The night began with "let go home early so we can study for my 9am final" and ended with "show me your boobs for a free pack of gum".My breasts are worth 14 sticks for a dollar.
Currently listening to 'Just Put it in Your Mouth.' remember when i went through that phase?
My grandmother just explained bulimia to me as a diet
She told me I had to leave by four. We fucked until six thirty and we are the champions played on the way home. Yeah god knew
Obama is so hot when he ends wars.
When you get home there will be live fish in the bathtub. I did not put live fish in the bathtub.
I think I'm in love. He's everything I ever wanted for myself, just with a lot more drugs.

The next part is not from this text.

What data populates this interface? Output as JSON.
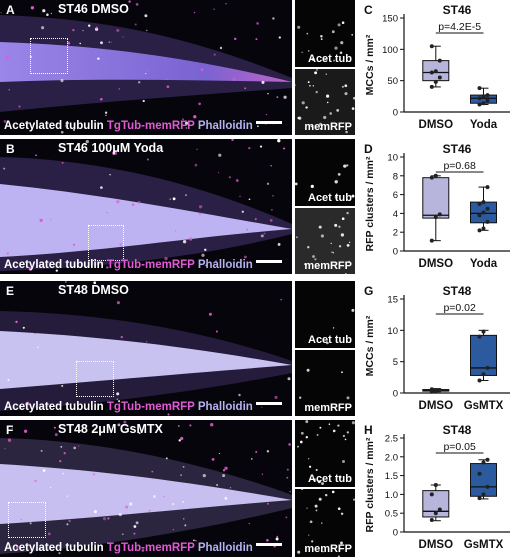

What the fuck could you be doing in that room to make her yell "Beginners Luck!" over and over again?
Used my phone to vibrate 'eye of the tiger'. It's like Rocky is punching my nuts, but gently.
Took me 10 minutes of oral to finally get him hard for like 30 seconds of sex until he came and passed out. Def not worth the ROI.
Funny, 'cause his story is it went great. He faked passing out so he wouldn't have to do anything in return.
Chris used to fill up a Camel Back for thirsty Thursday. God I really miss him, do you remember when he gets out of jail?
My philosophy is thug life and that means never having to say your sorry for stealing drinks off tables
who orders an old fashioned in 2014? even my Grandparents think you're an asshole.
It's 6am and I had to explain to the gas station attendant why I didn't have shoes on and I'm covered in maple syrup.
I have a vagina. So i automatically win.